Печатается по материалам журнала «Новая Одесса»
Ольга ИЛЬНИЦКАЯ
Закон рожденья Ангелов небесных
Первое слово, которое она ему сказала на "ты", было "одевайся".
Они лежали, утопив друг в друге дыхание, на затоптанном паркете случайного в их жизни кабинета. Вид из окна был страшен и привычен: шли и шли у горизонта четыре котельные трубы, а вдоль трамвайного пути шли и шли задымленные солдаты. И казалось, конца и края не будет этой зеленой гусенице — и вчера, и завтра, и опять они будут идти по прямой дороге на запад и нести на плечах дым котельных труб и весну.
О весне она подумала еще утром, сравнив цвет солдатских ватников с нежной зеленью готовых лопнуть каштановых почек, набухающих в банке на подоконнике.
С утра они пили, молча обкатывая бусинки "Совиньона", и она обещала:
— Я вам дам почитать эту книгу Триоле, "Авиньонские любовницы".
А он ей отвечал:
— Вы уже обещали два дня тому, но в связи с другими, именно эту книгу.
— С чем в связи? — спросила она голосом покорным, ей не свойственным.
— В связи с другим французом, вы читали про блох, и жену, и любовницу даже, с которыми нужно быть на страже...
Они опять молчали и еще пили, пока не закончился "Совиньон". И тогда они расстались.
Она ходила по кабинету, смотрела в окно, потом сгребла в охапку бумаги со стола, свалила их в кресло и, сказав сквозь зубы "Вот так вот", пошла в гастроном, но "Совиньона" ей не досталось — купила полусухое столовое. И чернослив на закуску.
— Никогда не пила вина, —' говорила она ему через два часа, — всегда коньяк или водку. Что вы делали эти два часа?
Он сказал, что опоздал с обеда и начальница его ругала, а он смотрел и улыбался, и тогда начальница сказала, что думает.
— А думает она, что мы не сработаемся, — весело закончил он.
—Это про начальницу, а мне про вас хочется знать — где вы . были два часа, на которые опоздали с обеда?
Глаза у него распахнулись, лучистые глаза, а волосы были легкие и длинные: мальчик, ломкий тростник, как говорил Паскаль о таких...
Она не могла не светлеть лицом, встречаясь с ним в лифте или долгих издательских переходах. Она была уверена, что он ангел. Не в смысле, что такой хороший и красивый, то есть и это тоже, но ангел вообще, натуральный. Небесный..
Еще она думала о себе, что она тоже ангел. Но заблудший, забывший из-за реальной жизни, в которой приходилось быть, женой, матерью и работником, о своем ангельском предназна, чении.
И вот ей настоящего ангела послали, чтобы она опомнилась и поправила все, что еще можно было поправить.
Поэтому, когда он разливал , по чашкам красивое красное столовое, она лицом светилась . — то есть, светился он он всегда светился и лучился, а она отсвечивала.
Отсвечивала — и чувствовала, какое у нее лицо становится...

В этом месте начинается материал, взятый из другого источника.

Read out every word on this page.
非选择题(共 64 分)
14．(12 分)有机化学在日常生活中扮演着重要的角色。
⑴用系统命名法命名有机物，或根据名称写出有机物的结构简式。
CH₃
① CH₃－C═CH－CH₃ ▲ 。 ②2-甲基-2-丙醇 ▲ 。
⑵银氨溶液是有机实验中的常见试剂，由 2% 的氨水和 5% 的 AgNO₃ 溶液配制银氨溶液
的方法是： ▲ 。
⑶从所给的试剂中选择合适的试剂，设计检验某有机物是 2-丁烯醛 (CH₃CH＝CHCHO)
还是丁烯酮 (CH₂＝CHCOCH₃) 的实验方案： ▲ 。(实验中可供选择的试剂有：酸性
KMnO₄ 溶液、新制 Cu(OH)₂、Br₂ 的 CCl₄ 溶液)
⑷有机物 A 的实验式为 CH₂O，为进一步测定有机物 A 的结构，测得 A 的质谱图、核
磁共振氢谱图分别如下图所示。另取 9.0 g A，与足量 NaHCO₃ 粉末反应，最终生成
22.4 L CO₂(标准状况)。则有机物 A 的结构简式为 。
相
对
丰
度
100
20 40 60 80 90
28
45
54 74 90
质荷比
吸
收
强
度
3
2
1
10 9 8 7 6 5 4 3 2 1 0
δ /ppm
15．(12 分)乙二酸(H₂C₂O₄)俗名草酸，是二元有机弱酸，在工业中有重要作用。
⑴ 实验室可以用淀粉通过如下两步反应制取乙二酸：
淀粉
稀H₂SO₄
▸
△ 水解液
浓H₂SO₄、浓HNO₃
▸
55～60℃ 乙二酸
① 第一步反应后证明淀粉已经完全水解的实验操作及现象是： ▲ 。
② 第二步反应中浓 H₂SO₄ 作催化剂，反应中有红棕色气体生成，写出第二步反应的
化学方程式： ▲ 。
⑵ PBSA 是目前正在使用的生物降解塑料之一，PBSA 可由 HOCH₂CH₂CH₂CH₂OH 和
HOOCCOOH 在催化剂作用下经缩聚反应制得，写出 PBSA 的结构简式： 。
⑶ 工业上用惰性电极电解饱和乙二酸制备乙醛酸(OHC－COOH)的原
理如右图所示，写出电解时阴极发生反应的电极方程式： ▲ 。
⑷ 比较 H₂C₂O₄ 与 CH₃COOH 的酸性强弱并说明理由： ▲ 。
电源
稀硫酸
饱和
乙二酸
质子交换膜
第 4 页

— Отпущенное, — сказал он, улыбаясь.
—Что отпущенное? — переспросила.
— Лицо.
И она поняла, что им и не надо разговаривать. Мысли помещались в них одновременно и плавали, как необязательные, редкие рыбы в реке, у которой не было ни истока, ни берегов, а только конец ведом, и конец этот единственен — утопив друг друга в дыхании, выдышав его совсем в эту реку, что заполнит все небо. И в небе ничего не будет, кроме их дыхания, которое есть счастье.
— ... Счастье на века. У советской власти сила велика, замурлыкала она, задумавшись.
Oн же вдруг посмотрел строго и печально, и брови его свелись чертой, под которой значилось, что она совсем пропащий ангел, и не видит он для нее спасения иного, чем слово.
И он заговорил:
— У нее двое детей, две девочки. У моей жены. Это наверное, хорошо — иметь своих детей.
Она не ответила, подумав, что у нее двое мальчиков есть, но хорошо ли ей? Нет, она не ответила ему.
Еще он говорил:
— Я в Польшу ездил, четыре раза. Ну, гостиницы, вещи, продать, привезти... Одной девочке шесть, другой — восемь, жена с ними ко мне ушла от своего мужа. Она на земле живет, но меня не понимает. Вот только четыре дня, как что-то разладилось у нас.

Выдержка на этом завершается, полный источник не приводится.